Conor McBride (Mr Dependent Types) talked about abstracting out a pattern which he’d found himself writing several times in source code. Monads are a good starting point here. Monads are the distillation of a commonly occuring pattern whereby the results of computations are combined by some fixed policy. If you realise that some part of your program fits this mould, then you start getting lots of nice stuff for free. Think of them as design patterns with formal algebraic properties. If a mathematician wakes up one day and realises “hey, the Integers (under addition) are an abelian group” then he can get out his list of “properties which all abelian groups have” and get all that for free. Anyhow, Conor’s pattern (an Idiom) isn’t quite a monad – it’s slightly weaker. Which, on one hand, means that there is less pretty structure to get for free. But on the other hand, it means that the entry requirements are easier to meet and so at least you get some pretty structure for free.

The formal side of this talk was a little bit beyond me. I have to concentrate when people discuss Monads formally. So when the talk moved on to contrast Monads, Idioms and Arrows (an even more general form) it was a level of abstraction beyond what I can cope with just now. Still, I wasn’t completely lost and it’s motivated me to learn instead of scaring me off.

I’ll skip the feature-oriented programming talk. It was interesting enough, but it wasn’t an area particularly close to my heart.
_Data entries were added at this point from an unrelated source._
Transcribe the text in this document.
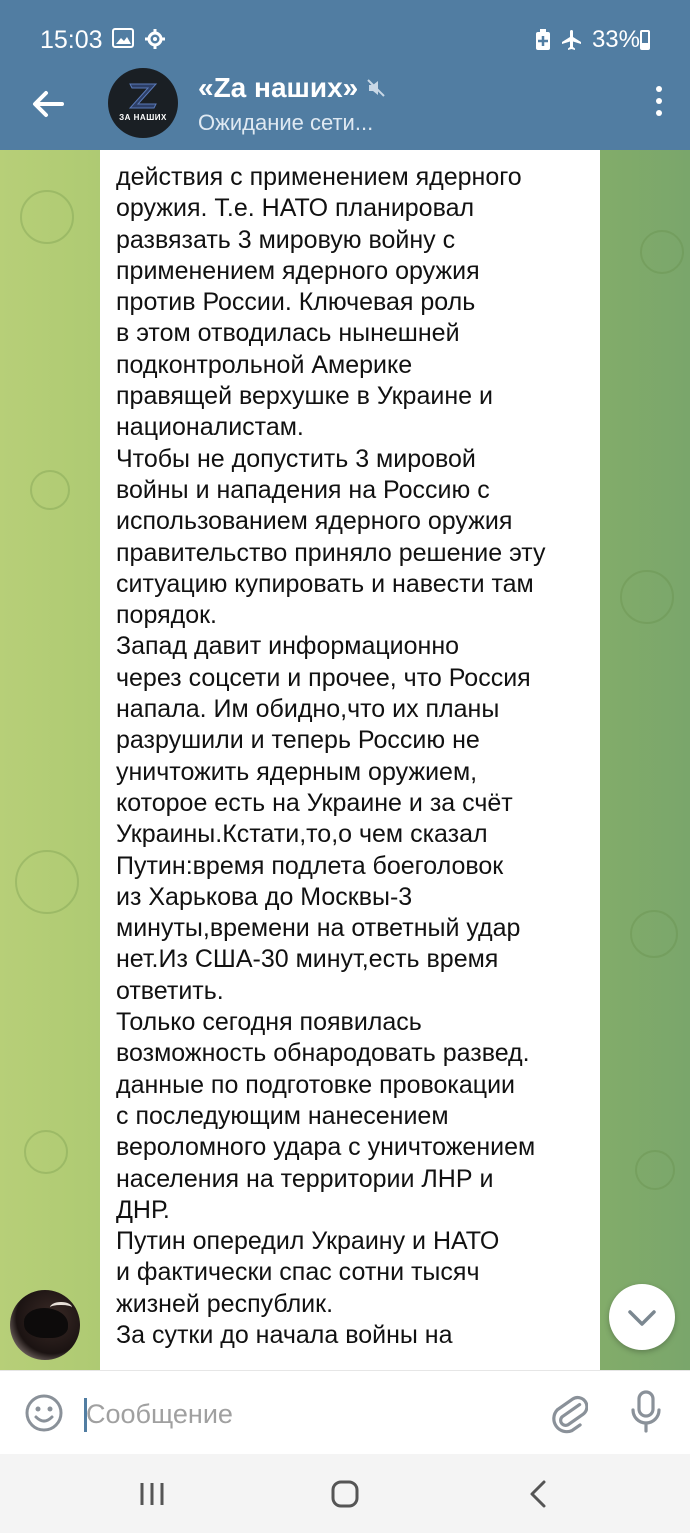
15:03	33%
ЗА НАШИХ
«Zа наших»
Ожидание сети...
действия с применением ядерного
оружия. Т.е. НАТО планировал
развязать 3 мировую войну с
применением ядерного оружия
против России. Ключевая роль
в этом отводилась нынешней
подконтрольной Америке
правящей верхушке в Украине и
националистам.
Чтобы не допустить 3 мировой
войны и нападения на Россию с
использованием ядерного оружия
правительство приняло решение эту
ситуацию купировать и навести там
порядок.
Запад давит информационно
через соцсети и прочее, что Россия
напала. Им обидно,что их планы
разрушили и теперь Россию не
уничтожить ядерным оружием,
которое есть на Украине и за счёт
Украины.Кстати,то,о чем сказал
Путин:время подлета боеголовок
из Харькова до Москвы-3
минуты,времени на ответный удар
нет.Из США-30 минут,есть время
ответить.
Только сегодня появилась
возможность обнародовать развед.
данные по подготовке провокации
с последующим нанесением
вероломного удара с уничтожением
населения на территории ЛНР и
ДНР.
Путин опередил Украину и НАТО
и фактически спас сотни тысяч
жизней республик.
За сутки до начала войны на
Сообщение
The final talk by Sven-Bodo Sholz was very good. The purpose of static type systems is to identify “good” and “bad” programs, for some definition of good/bad. Good programs can be typed, whereas bad programs fail to typecheck. That’s the ideal anyway. In practise, there are always a few good programs which are fail to type. There are also a few bad programs which pass the type checker (divide by zero, out-of-bounds array access) and require runtime checks. Innovations in type systems minimize that number of miscategorized programs, but types systems rapidly become undecidable when you go too far. Sven-Bodo works on an array-based language and for him the problem of catching out-of-bounds array accessing is much more pressing than for your average programmer – he deals with arrays all the time, of varying shape and length. The proposed solution is an interesting hybrid of static and dynamic typechecks. If the compiler can infer enough information to construct a type like “int array with 3 rows and 4 columns” it will do so. If it can only manage “int array with unknown shape” it’ll make do with that. At the end of the day, the compiler will statically check everything it can, and leave the remaining checks until runtime. So you have this interesting situation whereby a compiler doesn’t just say “yes, it typechecked” or “no, it didn’t typecheck”. Instead, the compiler acts more like a student who’s been told to do some proofs as homework. It says “well, I managed to prove all these properties in the first half perfectly, but I could only prove some vague and less concrete properties in the second half”. And then you can either go back and tweak your source code to provide more information, or you can go ahead and run your program, knowing that some properties have been checked statically (ie. they are true for all possible runs of the program) and some will be checked dynamically (ie. the program will terminate if a properties is discovered to be false). What’s interesting is the flexibility for static types to be more concrete or more vague, and the relationship between these (“int array of unknown shape” is a supertype of “int array with three rows and two columns”), and how to deal with partial information.

Anyhow, I’m glad I went along. I’m interested in this stuff, but I have very few people to discuss it with (since they mostly live in academia). It was nice to know that I wasn’t totally out of my depth too.